Try as I might I could not find code that addresses that.
I wrote code Lowercases dialogue attribution verbs after comma ("said", "asked", "smiled", etc. โ saidism/bookism rule)
Example:
"Hello," He Smiled.
becomes
"Hello," he smiled.
It's just a dumb habit of mine to capitalize like that at random.
Fixes missing comma before coordinating conjunction + subject in compound sentences (adds comma before "but/and/or/so/yet" when followed by pronoun)
Example:
I wanted to go but he said no.
becomes
I wanted to go, but he said no.
another dumb habit. I also addressed To and Too. There are a couple times it's going to be too, and otherwise it's always to.
Adds comma after interjections ("Oh", "Ah", "Well", "Hey", "Look") when followed by more dialogue
Example:
"Oh no" she whispered.
becomes
"Oh, no," she whispered.
This is another one that I have to painstakingly fix by hand. There is no automatic way. Grammarly removed it's automatic fix of this. Programmatically, it's very rare that you will not have the comma.
Normalizes ellipsis to three dots and adds space after ellipsis when continuing a sentence with capital letter
Example:
"I was thinking..maybe later"
becomes
"I was thinking... Maybe later"
I can't tell you how many times I've seen this in my writing and other writing.
..
it's like the elipsis but it literally means nothing except bad punctuation.
It would be great if it actually could mean something. I tend to think of it as an unneccesary erm, um, or breath in the middle of a sentence. When I write dialogue, I write what I hear in my head and I am southern (united states) so my dialogue is often colliquial.
I don't use AI to create stories for me, but I do use AI to write VBA code. I use it to check it. I use it to help me create British dialogue, stuff like that.
In this case, I put it into Gemini, Grok, Claude and ChatGPT. I don't subscribe to Claude of ChatGPT but my goal was to validate my code. One would say "don't run this code, it's doing XYZ" and another would catch the mistake that one re-introduced.
Grok is the least censored, but it's a bit like a drunken pervert. It will truncate your list of pronouns down to two for instance, and you will have to ask why.
"Oh my bad," it will say.
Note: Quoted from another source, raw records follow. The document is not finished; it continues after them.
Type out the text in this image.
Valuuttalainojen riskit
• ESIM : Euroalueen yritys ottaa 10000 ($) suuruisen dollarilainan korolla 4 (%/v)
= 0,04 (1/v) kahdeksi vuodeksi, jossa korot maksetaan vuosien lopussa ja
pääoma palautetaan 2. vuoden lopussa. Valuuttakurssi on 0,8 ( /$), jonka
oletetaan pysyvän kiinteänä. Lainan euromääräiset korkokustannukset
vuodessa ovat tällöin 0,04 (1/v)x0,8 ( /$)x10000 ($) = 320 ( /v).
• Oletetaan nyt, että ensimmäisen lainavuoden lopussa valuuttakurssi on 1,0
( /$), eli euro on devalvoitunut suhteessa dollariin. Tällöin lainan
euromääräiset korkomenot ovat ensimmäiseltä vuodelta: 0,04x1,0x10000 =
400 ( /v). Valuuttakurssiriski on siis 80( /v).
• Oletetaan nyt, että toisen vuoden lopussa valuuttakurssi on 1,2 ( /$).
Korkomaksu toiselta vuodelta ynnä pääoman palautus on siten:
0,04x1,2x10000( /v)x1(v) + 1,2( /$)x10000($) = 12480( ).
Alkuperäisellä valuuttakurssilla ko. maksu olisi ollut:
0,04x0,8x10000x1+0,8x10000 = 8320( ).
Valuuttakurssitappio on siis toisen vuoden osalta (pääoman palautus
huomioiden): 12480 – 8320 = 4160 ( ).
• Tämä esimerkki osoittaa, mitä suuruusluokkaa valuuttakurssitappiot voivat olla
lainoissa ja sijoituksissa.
It's like it has this incredibly short attention span.
CEO's of companies want it to take all our jobs, but it can not remember the error that it made when it reintroduces it again, or that it created a very narrow use case to only work in a very specific circumstance instead of a broad "works everytime" macro.
"Don't you remember we tried this before, and you literaly told me not to do this?" you can ask ten minutes later.
It's very frustrating.
After all of it, I added
Last Step:
Upper case first character of every sentence. So "dad, are you there?" would find the d not the " and fix it. It would also fix Dad, are you there. It skipped the " because it's not a letter.
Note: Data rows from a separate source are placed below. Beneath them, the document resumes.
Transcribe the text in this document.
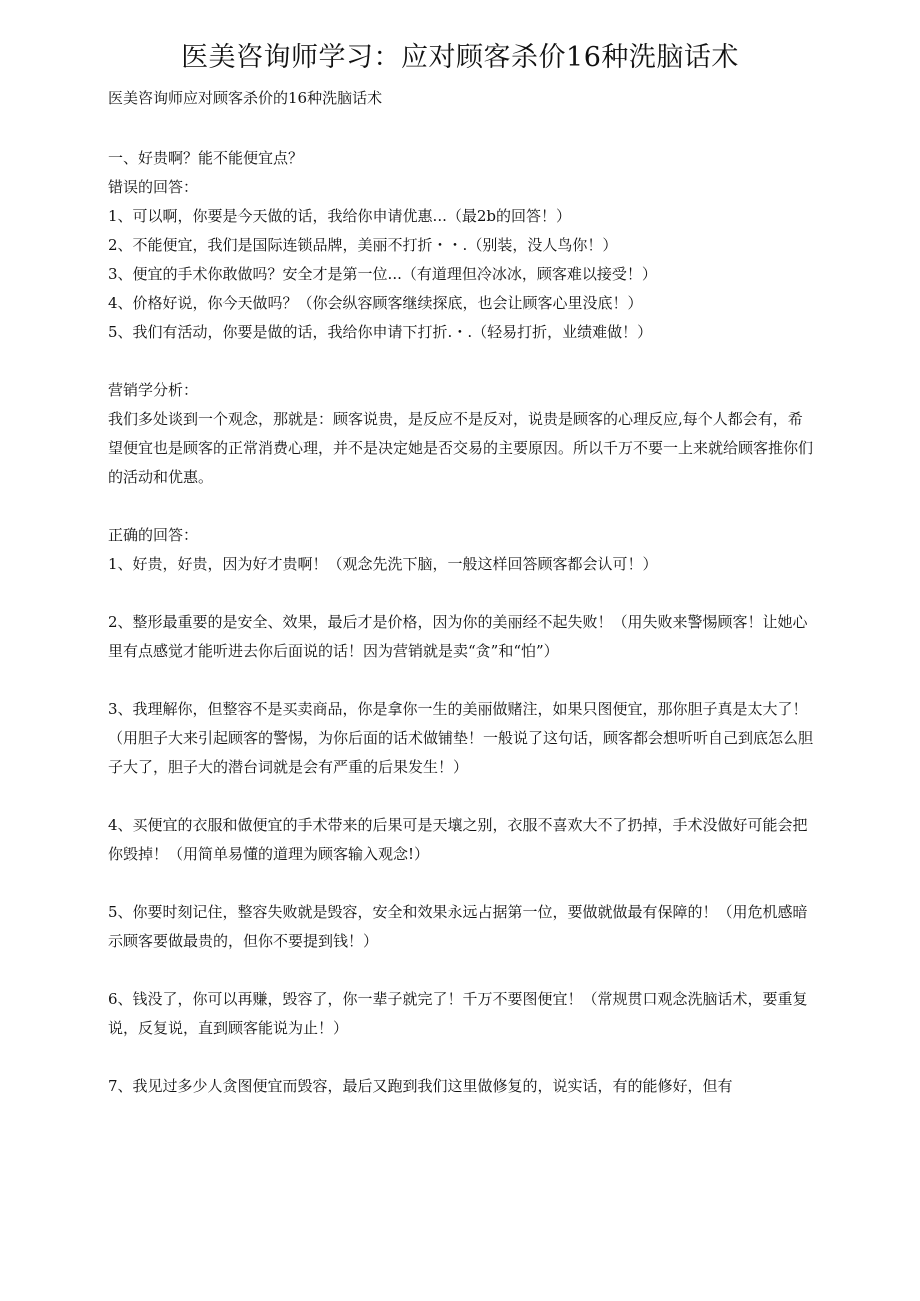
医美咨询师学习：应对顾客杀价16种洗脑话术
医美咨询师应对顾客杀价的16种洗脑话术

一、好贵啊？能不能便宜点？

错误的回答：

1、可以啊，你要是今天做的话，我给你申请优惠...（最2b的回答！）

2、不能便宜，我们是国际连锁品牌，美丽不打折・・.（别装，没人鸟你！）

3、便宜的手术你敢做吗？安全才是第一位...（有道理但冷冰冰，顾客难以接受！）

4、价格好说，你今天做吗？（你会纵容顾客继续探底，也会让顾客心里没底！）

5、我们有活动，你要是做的话，我给你申请下打折.・.（轻易打折，业绩难做！）

营销学分析：

我们多处谈到一个观念，那就是：顾客说贵，是反应不是反对，说贵是顾客的心理反应,每个人都会有，希望便宜也是顾客的正常消费心理，并不是决定她是否交易的主要原因。所以千万不要一上来就给顾客推你们的活动和优惠。

正确的回答：

1、好贵，好贵，因为好才贵啊！（观念先洗下脑，一般这样回答顾客都会认可！）

2、整形最重要的是安全、效果，最后才是价格，因为你的美丽经不起失败！（用失败来警惕顾客！让她心里有点感觉才能听进去你后面说的话！因为营销就是卖“贪”和“怕”）

3、我理解你，但整容不是买卖商品，你是拿你一生的美丽做赌注，如果只图便宜，那你胆子真是太大了！（用胆子大来引起顾客的警惕，为你后面的话术做铺垫！一般说了这句话，顾客都会想听听自己到底怎么胆子大了，胆子大的潜台词就是会有严重的后果发生！）

4、买便宜的衣服和做便宜的手术带来的后果可是天壤之别，衣服不喜欢大不了扔掉，手术没做好可能会把你毁掉！（用简单易懂的道理为顾客输入观念!）

5、你要时刻记住，整容失败就是毁容，安全和效果永远占据第一位，要做就做最有保障的！（用危机感暗示顾客要做最贵的，但你不要提到钱！）

6、钱没了，你可以再赚，毁容了，你一辈子就完了！千万不要图便宜！（常规贯口观念洗脑话术，要重复说，反复说，直到顾客能说为止！）

7、我见过多少人贪图便宜而毁容，最后又跑到我们这里做修复的，说实话，有的能修好，但有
It seemed to me it would be a very rare occurance that I would not do capitalize and word really should just automatically do that. I have it set to capitalize the first letter but it doesn't do it.
I also have it set to fix dont' and other contractions that end up wrong like that, but for whatever reason, I constantly find myself with the keyboard creating strange contractions like that.
Tonight, I do not want to write the code. It's frustrating. I'd rather just grab code that already works. Has anyone else worked on something like this and want to share?
I am happy to send the actual code, but I recently realized that there are several use cases above that it does not work on and so the current iteration is not right.